The same mantra I had told myself when I first started having those dreams involving that man. Five more minutes of vulnerability. Five more minutes of being the weak six or eight- or ten-year-old who couldn’t defend herself or who had to stand in place of her sister.
Taking a deep breath, I pushed the temperature gauge to the coldest setting, tilting my face toward the showerhead letting the icy water snap me out of my self-pity and bring me, once again, to the cold-hearted bitch I needed to be.
Alex was still in my room when I returned from my shower, his gaze scrutinising as he worried about how my father’s involvement was affecting me. I put a hand on my hip, the other holding the centre of my towel, and I raised an eyebrow.
“You gonna move? I’ve got to get ready for a job tonight.”
“What job?” he asked, crease lines marring his forehead. I went over to my chest of drawers and pulled up a bright yellow underwear set.
“Philip Walker,” I said, sliding the bra straps over my arms and clipping it over the towel to hold it in place like a dress. I pulled the lacy thong over my legs and wriggled it on up over my ass before pulling the towel away.
Credit where credit is due; Alex kept his eyes on mine, but his frown was still firmly in place.

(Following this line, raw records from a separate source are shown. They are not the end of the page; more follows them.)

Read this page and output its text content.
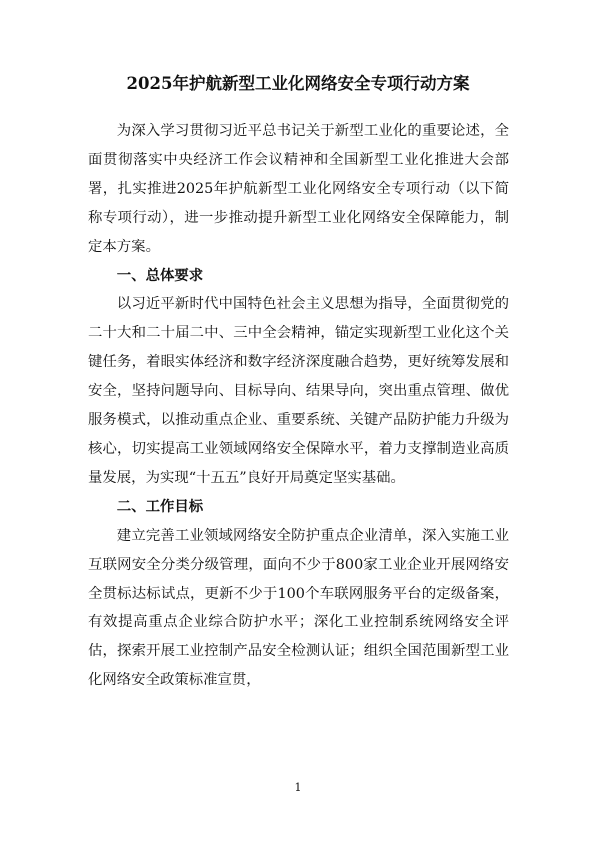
2025年护航新型工业化网络安全专项行动方案

为深入学习贯彻习近平总书记关于新型工业化的重要论述，全面贯彻落实中央经济工作会议精神和全国新型工业化推进大会部署，扎实推进2025年护航新型工业化网络安全专项行动（以下简称专项行动），进一步推动提升新型工业化网络安全保障能力，制定本方案。

一、总体要求

以习近平新时代中国特色社会主义思想为指导，全面贯彻党的二十大和二十届二中、三中全会精神，锚定实现新型工业化这个关键任务，着眼实体经济和数字经济深度融合趋势，更好统筹发展和安全，坚持问题导向、目标导向、结果导向，突出重点管理、做优服务模式，以推动重点企业、重要系统、关键产品防护能力升级为核心，切实提高工业领域网络安全保障水平，着力支撑制造业高质量发展，为实现“十五五”良好开局奠定坚实基础。

二、工作目标

建立完善工业领域网络安全防护重点企业清单，深入实施工业互联网安全分类分级管理，面向不少于800家工业企业开展网络安全贯标达标试点，更新不少于100个车联网服务平台的定级备案，有效提高重点企业综合防护水平；深化工业控制系统网络安全评估，探索开展工业控制产品安全检测认证；组织全国范围新型工业化网络安全政策标准宣贯，

1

“Are you sure you should be working? Everything with your–” He waved a hand around to finish the sentence.
“Everything with my father will still be happening tomorrow. At the moment, there’s nothing I can do. I need something to keep me preoccupied until I figure out my next move. And nothing does that better than holding a cold, hard metal barrel firmly against someone’s temple.”